The House of Representatives will activate its oversight powers over the 2021 General Appropriations Act (GAA) along with the laws extending the validity of the 2020 GAA and Bayanihan to Recover as One Act (Bayanihan 2).
With this, Camarines Sur Rep. Luis Raymund Villafuerte, member of the independent majority bloc, welcomed this commitment of the House leadership to perform this year its budget oversight powers.
“The House leadership under Speaker [Lord Allan] Velasco would do well to make good on this newly declared commitment to keep a close watch on how agencies of the Executive department would be spending their allocations this year under the 2021 GAA, together with the 2020 national budget and Bayanihan 2, whose validity have been extended, respectively, till June and December,” he said.
Villafuerte was the lead author in the House of Bayanihan 2 and the Bayanihan to Heal as One Act (Bayanihan 1), and co-authored the recently signed laws extending the validity of the unspent portions of Bayanihan 2 to June 30, 2021 and of the 2020 GAA to December 31, 2021.
House Committee on Appropriations Eric Go Yap earlier expressed his commitment to safeguard the righteous expenditure of the people’s budget.
“Our responsibility as the appropriations chair does not end once the budget is enacted.

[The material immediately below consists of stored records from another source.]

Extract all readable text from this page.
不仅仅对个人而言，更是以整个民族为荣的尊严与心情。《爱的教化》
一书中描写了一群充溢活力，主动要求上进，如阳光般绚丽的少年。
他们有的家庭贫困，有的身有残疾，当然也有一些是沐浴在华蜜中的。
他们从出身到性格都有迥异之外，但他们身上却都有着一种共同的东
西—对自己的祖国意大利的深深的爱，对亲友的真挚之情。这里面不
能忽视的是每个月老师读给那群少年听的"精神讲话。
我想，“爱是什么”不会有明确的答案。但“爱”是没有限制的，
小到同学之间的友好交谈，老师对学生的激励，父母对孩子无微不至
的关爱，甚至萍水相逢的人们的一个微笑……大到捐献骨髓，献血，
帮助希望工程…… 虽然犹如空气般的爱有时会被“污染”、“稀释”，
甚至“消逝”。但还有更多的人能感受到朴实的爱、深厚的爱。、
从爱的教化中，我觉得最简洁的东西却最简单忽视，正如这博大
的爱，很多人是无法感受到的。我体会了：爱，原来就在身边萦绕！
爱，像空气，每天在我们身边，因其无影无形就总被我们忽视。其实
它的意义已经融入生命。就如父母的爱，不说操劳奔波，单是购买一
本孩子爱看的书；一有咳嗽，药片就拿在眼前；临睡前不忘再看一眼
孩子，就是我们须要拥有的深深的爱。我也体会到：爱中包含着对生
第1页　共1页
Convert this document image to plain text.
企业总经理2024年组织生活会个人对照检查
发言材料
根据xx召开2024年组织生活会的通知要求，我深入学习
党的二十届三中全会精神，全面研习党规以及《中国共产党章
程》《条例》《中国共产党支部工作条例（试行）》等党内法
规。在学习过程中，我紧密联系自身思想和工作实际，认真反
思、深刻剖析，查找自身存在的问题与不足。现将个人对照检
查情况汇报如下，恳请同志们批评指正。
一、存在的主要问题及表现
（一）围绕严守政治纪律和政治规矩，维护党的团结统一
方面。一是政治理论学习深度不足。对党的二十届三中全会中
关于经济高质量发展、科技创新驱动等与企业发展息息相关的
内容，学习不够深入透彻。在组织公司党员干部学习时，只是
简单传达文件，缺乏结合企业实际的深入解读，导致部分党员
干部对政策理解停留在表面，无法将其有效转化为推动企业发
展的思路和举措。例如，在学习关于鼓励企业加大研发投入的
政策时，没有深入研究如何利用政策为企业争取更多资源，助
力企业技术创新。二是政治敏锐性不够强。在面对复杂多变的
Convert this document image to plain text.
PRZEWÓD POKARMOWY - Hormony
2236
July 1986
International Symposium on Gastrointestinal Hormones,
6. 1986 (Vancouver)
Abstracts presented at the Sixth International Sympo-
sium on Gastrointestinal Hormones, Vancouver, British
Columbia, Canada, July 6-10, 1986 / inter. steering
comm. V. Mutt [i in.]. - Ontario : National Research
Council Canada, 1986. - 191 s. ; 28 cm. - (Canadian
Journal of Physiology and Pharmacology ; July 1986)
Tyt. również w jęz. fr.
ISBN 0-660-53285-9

Aside from our regular committee work, we will exercise the oversight function of the committee to look into how the budget will be spent throughout the year,” Yap said.
“This would be the best way for lawmakers to safeguard taxpayers’ money, especially at this time when the national budget deficit has been widening because of the necessity for Malacañang to secure additional borrowings and dramatically raise public spending on cash-intensive programs to fight Covid-19 and keep businesses afloat,” he added.
Villafuerte, however, added that, “Speaker Velasco would do well to return Cha-cha to the back burner as devoting the chamber’s attention to this highly divisive and counterproductive activity is just a waste of taxpayers’ money, especially at this time when we legislators could best be earning our keep by working with the Executive department on measures to deal with the lingering pandemic.”
Although Villafuerte has been one of the top advocates of constitutional reform under the Duterte presidency, he said that amid the pandemic, the situation has changed and “the ship has sailed” on this political reform as “Cha-cha should have been done yesterday.”
He said “the Congress’ time and effort would be best spent, not on tackling Cha-cha, but on passing pending measures and crafting new measures that would beef up our Covid-19 response.”
He said that, for instance, Congress should work double-time on passing the consolidated version of the proposed Corporate Recovery and Tax Incentives for Enterprises Act (CREATE), which, in cutting corporate income taxes, would become the country’s biggest stimulus package ever, particularly for micro, small and medium enterprises (MSMEs) that make up 99 percent of local businesses and employ a majority of workers.
He said Congress has yet to pass, too, another Covid-related stimulus package, namely, the Government Financial Institutions (GFIs) Unified Initiatives to Distressed Enterprises for Economic Recovery or GUIDE bill, which will let GFIs create special holding companies that can infuse equity into pandemic-hit, strategically important corporations with insolvency issues.